This website supports SOAN 232 — the University of Redlands’ lower-division course on the sociology of religion. It is part of the general education program:
- For the Liberal Arts Foundation program, it fulfills both the HB (social science) requirement and the WA (first-year writing) requirement.
- For the new Liberal Arts Inquiry program, it fulfills the SS (social scientific practice) and the APW (analyzing perspectives and worldviews) requirements.
It also counts as an elective for the Sociology and Anthropology major and for the Religion major. It welcomes everyone, at whatever level they wish to learn.
The course has no prerequisites, other than a willingness to learn about religion’s role in contemporary society. Please explore our website. Read the students’ blog posts. See what they uncover as the semester unfolds.
Religion is a key part of every society on earth. From the Stone Age to the Space Age, religion has given people a sense of themselves and of their cosmos. It has held societies together and has torn them apart. It is both a source of meaning and a source of confusion, both to individuals and to groups.

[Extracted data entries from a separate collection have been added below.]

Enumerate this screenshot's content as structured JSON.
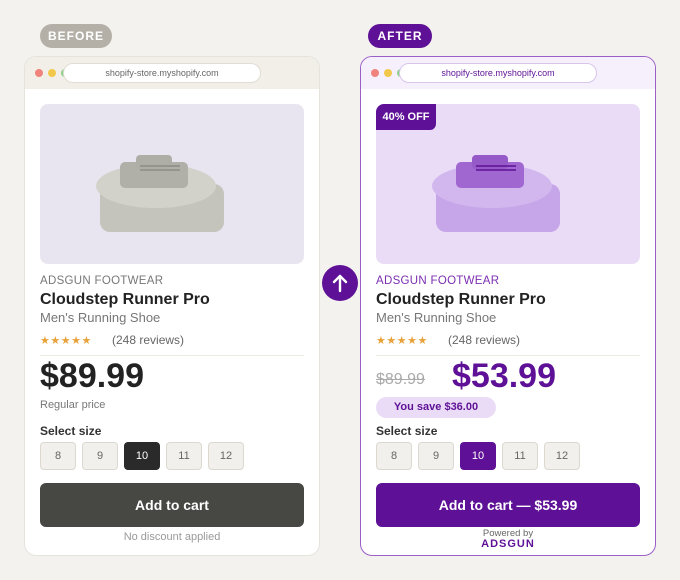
{
  "labels": {
    "before": "BEFORE",
    "after": "AFTER"
  },
  "url": "shopify-store.myshopify.com",
  "product": {
    "brand": "ADSGUN FOOTWEAR",
    "name": "Cloudstep Runner Pro",
    "category": "Men's Running Shoe",
    "stars": "★★★★★",
    "reviews": "(248 reviews)"
  },
  "sizes": {
    "label": "Select size",
    "options": [
      "8",
      "9",
      "10",
      "11",
      "12"
    ],
    "selected": "10"
  },
  "before": {
    "price": "$89.99",
    "price_note": "Regular price",
    "cart_label": "Add to cart",
    "footer_note": "No discount applied"
  },
  "after": {
    "badge": "40% OFF",
    "old_price": "$89.99",
    "price": "$53.99",
    "savings": "You save $36.00",
    "cart_label": "Add to cart — $53.99",
    "powered_by": "Powered by",
    "powered_brand": "ADSGUN"
  },
  "colors": {
    "accent": "#5e1196",
    "before_button": "#474743",
    "star": "#e8a23a"
  },
  "icons": {
    "transition": "arrow-up-icon",
    "product": "sneaker-icon"
  }
}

Through lectures, readings, discussions, films, group research projects and field trips, we will attempt to understand the structure of modern religious life, its recent changes, and the significance of those changes for society at large. In the process, you will be invited to:
- appreciate religious perspectives other than your own;
- see the effects of social organization on religious life;
- understand the role that religions and religious notions play in society at large, particularly in the United States;
- understand the different ways in which sociologists approach religion (and religions)
What Lies Ahead?
Here’s our agenda:
- We will spend the first part of the semester getting an overview of how sociologists approach religion. Then we will look in depth at some contemporary American religious groups.
- In the process, we will discover some useful tools for understanding religions as social organizations and for understanding religious dynamics.
- Each student will visit a religious congregation, observing and reporting on its practices.
- We will then explore some key questions about what is happening to religion in contemporary society. Is it disappearing? Becoming more conservative? More individualized? How does religion affect personal life? How does it shape society?
- After a second field visit and an interview with a religious specialist, we will then, in groups, explore religion’s role in a contemporary social issue. There are several possibilities listed at the bottom of the Presentations page of this website, including religion and politics, religion and science, religion and the environment.
In these inquiries, we will use the sociological tools that we have learned to understand local religious life.
By the end of the course, students will know a good deal religion as it is practiced in the real world. They will also know a good deal more about sociology!